Katie Ferguson: My Story


My trip was booked, nine weeks travelling through South America with my best friend. It was going to be a life-changing experience - and change my life is exactly what happened.

It was five weeks in and we were in La Paz, Bolivia. On the 18th of August we went on a mountain bike riding tour on which was said to be down the most dangerous road in the world, Death Road. As scary as the tour sounded it was a lot of fun. We rode the 61 km down a gravel road with a shear cliff on one side. The scenery was incredible, like something you would see in a postcard.

The drive back into the city was a long two hours. I was sitting in the back of the mini bus facing the aisle. We had been driving for about one and a half hours when I heard a bang and was thrown into the air. I remember being propelled into the air and flailing my arms around trying to hold onto something. The next thing I remember I had landed in the aisle and was a bit disorientated and unsure of what had just happened. I thought the bottom of the bus had fallen through, as from the waist down I felt weightless. I remember looking down and seeing my legs beneath me and realised that I could not feel or move them. Panic ripped through my body.

It was a 30-minute drive to the hospital - but it seemed like a lifetime. There was an agonising pain in my back and the fear of not being able to move or feel my legs was terrifying. Once we reached the hospital I was transferred onto a spinal board and taken inside. After having a CT scan the doctor came in to tell me that I had a T12 burst fracture that was pushing into my spinal canal and that I needed to have emergency spinal surgery. They said if I did not have the surgery within four hours it could become life-threatening and I may never walk again.

While I was in surgery my family were contacted and advised of what had happened. The next week was a blur of pain and emotion. My older brother Tim flew over from Australia to help and support me. He straightaway took charge, helping with my pressure care, moving my legs and joints. He was my rock. It was difficult being in a foreign country and not knowing the language. I was forced to learn a few words, which helped me get by. The most crucial word being 'dolor'... English for pain.

The flights home took my travel insurance a week and a half to coordinate. I was flown in a medivac plane from La Paz to Buenos Aries, where I was admitted to the hospital there for two nights. From there I was flown on a stretcher in a commercial plane with South African Airlines. We had a 14-hour layover in Johannesburg where once again I was checked into the local hospital. My brother flew back with me along with two Australian nurses who met us in Buenos Aries. We reached Perth on 1st September. It was a highly emotional experience seeing my family and my boyfriend for the first time. I was trying to keep smiling but I remember as soon as everyone left my room I broke down in tears.

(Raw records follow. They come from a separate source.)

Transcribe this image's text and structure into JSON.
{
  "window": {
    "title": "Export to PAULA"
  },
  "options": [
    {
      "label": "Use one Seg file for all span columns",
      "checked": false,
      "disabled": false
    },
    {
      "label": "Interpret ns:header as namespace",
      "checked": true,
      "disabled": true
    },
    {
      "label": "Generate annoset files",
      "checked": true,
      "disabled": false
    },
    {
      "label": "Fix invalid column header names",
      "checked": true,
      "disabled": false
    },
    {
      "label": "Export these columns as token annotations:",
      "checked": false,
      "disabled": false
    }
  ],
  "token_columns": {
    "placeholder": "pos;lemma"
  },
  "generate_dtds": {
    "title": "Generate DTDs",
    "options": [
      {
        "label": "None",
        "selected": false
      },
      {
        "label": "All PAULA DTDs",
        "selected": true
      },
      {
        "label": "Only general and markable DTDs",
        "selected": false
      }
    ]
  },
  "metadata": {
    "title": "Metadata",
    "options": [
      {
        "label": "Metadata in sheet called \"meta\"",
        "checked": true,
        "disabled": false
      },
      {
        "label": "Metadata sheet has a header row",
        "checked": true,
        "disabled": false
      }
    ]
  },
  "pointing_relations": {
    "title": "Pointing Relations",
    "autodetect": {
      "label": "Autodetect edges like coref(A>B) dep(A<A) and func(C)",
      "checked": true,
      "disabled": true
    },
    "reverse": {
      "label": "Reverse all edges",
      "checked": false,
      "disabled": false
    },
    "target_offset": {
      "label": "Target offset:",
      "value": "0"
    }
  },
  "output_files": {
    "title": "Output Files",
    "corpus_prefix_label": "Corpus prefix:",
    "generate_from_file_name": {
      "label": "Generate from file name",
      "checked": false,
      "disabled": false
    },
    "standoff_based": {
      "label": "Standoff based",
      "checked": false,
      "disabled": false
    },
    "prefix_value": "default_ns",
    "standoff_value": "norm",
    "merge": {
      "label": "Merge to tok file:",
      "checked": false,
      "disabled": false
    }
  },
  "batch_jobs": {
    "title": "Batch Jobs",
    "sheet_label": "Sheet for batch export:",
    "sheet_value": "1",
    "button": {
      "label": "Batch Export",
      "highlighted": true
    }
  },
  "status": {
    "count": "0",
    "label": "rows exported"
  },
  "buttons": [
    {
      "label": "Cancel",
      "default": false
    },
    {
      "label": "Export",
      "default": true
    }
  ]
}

The following day is one that I will never forget. I was having my sensation and movement assessed by one of the physiotherapists. She asked me to move my toes on my left foot. Nothing happened. She asked me to try again to move my big toe, and ever so slightly it wiggled. I was so excited I had tears in my eyes. Over the following couple of weeks I regained more movement in my left foot, ankle and leg. I was so excited about how much function I was regaining in my left leg but couldn't help but worry my right side would not wake up. On 18th September during a physio session I was staring at my right toes willing them to move when finally I saw a slight movement.

I was admitted to hospital for three months and attending physiotherapy sessions everyday. My movement strengthened and started to become more functional. In the start I was being assisted to walk by three physiotherapists, one on either side of me and one in front helping me to move my right leg. The day I left Shenton Park, I was down to two people assisted walking and could walk short distances with the aid of crutches. After leaving Shenton Park Hospital, I had rehab at home for six weeks before returning as an outpatient for physiotherapy.

It is now over seven months since my accident. I am attending outpatient physiotherapy at Shenton Park three times a week and the “Walk On” program twice a week. My mobility is improving everyday. I am down to walking with the assistance of one person and can walk greater distances with my crutches.

Having a spinal cord injury is the hardest thing I have ever had to deal with in my life. Everyday is not only a physical challenge, but also a mental challenge. Whenever I feel myself struggling I have to remind myself of where I was seven months ago and how far I have come. I am so proud of my achievements and am so thankful for the love and support I have received from everyone in my life.

Katie Ferguson will be participating in the HBF Run for a Reason on May 25th in Perth, Western Australia. As part of the fun run, Katie has chosen to raise funds for the Spinal Cord Injury Network, for which we are truly grateful. To date, Katie has raised over $11,000 on her Everyday Hero page hbfrun2014.everydayhero.com/au/katie   

Katie you have a beautiful spirit and are an inspiration to us all.